Thursday, July 21, 2016

Loire Valley Chenin Blanc - Notes from a Lecture and Tasting

Jon-David Headrick was at Camerata Houston on Tuesday to educate local wine professionals on Chenin Blanc from the Loire Valley and to participate in Houston's Loire Fest which is taking place all this month at local wine bars around town. He has a portfolio of wines called Jon-David Headrick Selections of which a portion were tasted during the lecture.

Most of his wines are organic or biodynamic. All of the grapes used in these wines were hand-harvested which Headrick says is less common in the Loire Valley than one might think. He chooses wines that have no oak treatment or were aged in neutral oak for an added textural component rather than as a major part of the flavor. He spoke of the massive diversity in the soil types of the region and how this diversity is particularly reflected in the single varietal wines.

The Loire Valley stretches from the Atlantic almost to Burgundy and the vineyards lie near the Loire River. Chenin Blanc is indigenous to the Loire Valley and is the grape used in the best white wines of the sub-regions of Touraine and Anjou-Saumur.
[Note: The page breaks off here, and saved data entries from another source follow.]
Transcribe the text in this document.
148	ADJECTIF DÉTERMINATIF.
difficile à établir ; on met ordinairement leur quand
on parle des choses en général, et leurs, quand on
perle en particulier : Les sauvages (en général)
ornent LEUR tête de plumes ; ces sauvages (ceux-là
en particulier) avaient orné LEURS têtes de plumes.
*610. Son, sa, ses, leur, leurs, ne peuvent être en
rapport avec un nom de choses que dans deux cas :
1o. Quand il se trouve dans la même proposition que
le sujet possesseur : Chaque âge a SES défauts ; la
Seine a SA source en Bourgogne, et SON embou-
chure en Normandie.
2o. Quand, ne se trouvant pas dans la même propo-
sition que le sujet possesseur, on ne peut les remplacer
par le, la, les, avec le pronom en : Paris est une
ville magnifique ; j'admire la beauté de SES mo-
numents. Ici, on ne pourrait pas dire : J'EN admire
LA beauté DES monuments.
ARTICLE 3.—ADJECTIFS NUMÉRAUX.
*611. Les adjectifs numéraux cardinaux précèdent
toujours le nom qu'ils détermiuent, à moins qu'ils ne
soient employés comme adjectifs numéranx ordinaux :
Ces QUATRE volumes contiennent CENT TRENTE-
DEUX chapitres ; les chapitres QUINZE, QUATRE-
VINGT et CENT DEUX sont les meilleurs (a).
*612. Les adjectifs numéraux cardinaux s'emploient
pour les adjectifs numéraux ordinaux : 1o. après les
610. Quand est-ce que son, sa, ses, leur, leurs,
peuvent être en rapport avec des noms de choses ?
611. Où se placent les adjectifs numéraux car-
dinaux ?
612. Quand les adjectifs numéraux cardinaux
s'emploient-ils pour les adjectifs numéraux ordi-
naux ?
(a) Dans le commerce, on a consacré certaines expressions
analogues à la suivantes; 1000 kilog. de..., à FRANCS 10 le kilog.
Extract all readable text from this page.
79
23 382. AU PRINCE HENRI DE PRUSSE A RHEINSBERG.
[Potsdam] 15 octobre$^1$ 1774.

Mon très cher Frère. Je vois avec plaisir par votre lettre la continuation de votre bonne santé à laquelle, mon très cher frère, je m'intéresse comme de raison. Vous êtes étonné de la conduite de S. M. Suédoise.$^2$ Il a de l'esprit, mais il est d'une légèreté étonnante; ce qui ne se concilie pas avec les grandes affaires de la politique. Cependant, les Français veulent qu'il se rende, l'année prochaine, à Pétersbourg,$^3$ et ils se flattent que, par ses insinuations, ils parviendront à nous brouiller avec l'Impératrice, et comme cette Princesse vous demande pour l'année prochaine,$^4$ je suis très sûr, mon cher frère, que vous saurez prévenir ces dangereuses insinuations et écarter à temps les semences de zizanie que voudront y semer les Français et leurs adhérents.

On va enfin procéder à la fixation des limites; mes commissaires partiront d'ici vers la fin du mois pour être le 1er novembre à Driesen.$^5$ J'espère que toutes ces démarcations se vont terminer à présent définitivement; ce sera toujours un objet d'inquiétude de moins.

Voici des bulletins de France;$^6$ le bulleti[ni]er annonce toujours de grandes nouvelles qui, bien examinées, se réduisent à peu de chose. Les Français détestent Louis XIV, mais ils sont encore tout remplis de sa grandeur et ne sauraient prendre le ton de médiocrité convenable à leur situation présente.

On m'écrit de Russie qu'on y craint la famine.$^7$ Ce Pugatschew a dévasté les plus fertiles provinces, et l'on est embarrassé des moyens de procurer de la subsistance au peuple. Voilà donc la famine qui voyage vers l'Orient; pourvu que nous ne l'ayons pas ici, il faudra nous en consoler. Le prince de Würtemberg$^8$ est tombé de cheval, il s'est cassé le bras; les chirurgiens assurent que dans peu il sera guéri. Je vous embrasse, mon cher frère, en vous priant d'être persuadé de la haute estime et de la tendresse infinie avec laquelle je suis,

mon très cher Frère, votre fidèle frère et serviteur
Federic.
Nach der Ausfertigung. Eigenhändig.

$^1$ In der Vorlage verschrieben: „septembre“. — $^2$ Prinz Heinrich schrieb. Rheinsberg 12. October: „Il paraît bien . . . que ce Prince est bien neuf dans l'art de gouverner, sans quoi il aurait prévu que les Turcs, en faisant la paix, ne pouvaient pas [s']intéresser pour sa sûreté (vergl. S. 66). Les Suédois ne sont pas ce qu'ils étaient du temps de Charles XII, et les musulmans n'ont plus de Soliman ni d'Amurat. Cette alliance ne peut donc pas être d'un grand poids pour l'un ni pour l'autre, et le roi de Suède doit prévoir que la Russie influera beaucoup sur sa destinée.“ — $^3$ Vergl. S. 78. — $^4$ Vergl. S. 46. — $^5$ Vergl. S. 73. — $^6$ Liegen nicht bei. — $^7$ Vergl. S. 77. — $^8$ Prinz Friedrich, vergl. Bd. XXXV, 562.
It can be made in an array of styles: dry, sweet, still or sparkling. Chenin Blanc has naturally high acidity which not only lends itself to style diversity but also creates wines that age well.

The tasting began with two glasses of bubbles.
Jean-Francois Merieau "Bulles" Touraine Brut- The Touraine AOC lies along the river banks. The Chenin Blanc and Chardonnay grapes for this sparkler were sourced from a single village during a single vintage. Drier in the Brut range, with pear and citrus notes and a light mineral finish.
Louis de Grenelle Cremant de Loire  "Louis"- This sparkling wine comes from the Saumur region. It is made from Chenin Blanc, Chardonay and Cabernet Franc in almost equal parts. It is primarily from the 2012 vintage. Strong mineral character.

From the Chinon AOC, more well-known for their lighter red wines made from Cabernet Franc, this area also produces a small amount of rosé and white wine.
Domaine de la Noblaie Chinon Blanc 2015- White wines from Chinon are rare in the Houston market, this was my first one to try. Dry with fresh acidity with grapefruit and crushed seashell aromas and a lemon citrus finish.

Anjou is also a large sub-appellation in the Loire Valley with a diverse mix of soils and grapes. This newer dry, white style is both interesting and elegant. The following two selections are from a bio-dynamic producer and were some of my favorites from the tasting.
Clos de l'Elu Anjou Blanc 2014 - Sweet honey aromas with a light nuttiness and a dry mineral finish.
Clos de l'Elu Anjou Blanc "Ephata" 2013 - This wine was amphora aged. Dry with more floral honeysuckle aromas with pear and a saline mineral finish.

Wines from Savenniere are almost always dry. Historically, the region has been known for early harvesting before the grapes reach full maturity but some producers like the one below are now harvesting more in line with the neighboring regions and crafting wines with a riper fruit character. It was interesting to compare the two and consider how the younger vines would change.
Damien Laureau Savennieres "La Petite Roche" 2015 - From a younger vineyard with slate, clay and sand with an average vine age of 8-10 years, this certified organic wine had light tropical notes with a dry, mineral finish.
Damien Laureau Savennieres "Bel Ouvrage" 2013 - From a vineyard with a mix of sand and slate, the grapes were sourced from old vines and were aged in inert oak barrels giving the wine a richer texture and a savoriness to the grapefruit citrus nose and the dry, mineral-laced honey-flavored finish.

The wines from Vouvray are always 100% Chenin Blanc and always white but they can be found in the full range of styles. The vineyards primarily sit on soft Tuffeau, a porous chalky limestone soil that helps maintain acidity in the grapes. This high acidity can balance out the higher residual sugar which makes the wines seem fresher and more food friendly rather than dessert-like in style. It was interesting to compare the perception of sweetness to the actual amounts of residual sugar in the following wines.
Domaine du Viking Sec Tendre 2013 - An off-dry style with higher acid, savory aromas, citrus and a chalky minerality; 16-18 g/l of residual sugar.
The following wines are demi-sec or semi-sweet in style with much higher residual sugar than the wine above.
Domaine du Viking "Aurelie" Vouvray 1989 - This was a warmer vintage. The wine was matured in a combination of oak and chestnut barrels. Lime pith with rich honeyed flavors and a bit of wet wool in the finish.
Domaine du Viking "Aurelie" Vouvray 1996 - The driest tasting of the three, baked pear and sweet ripe citrus notes, mineral finish; 80 g/l of residual sugar.
Domaine du Viking "Aurelie" Vouvray 2002 - More vibrant with candied citrus, apple, and baking spice; 70 g/l of residual sugar.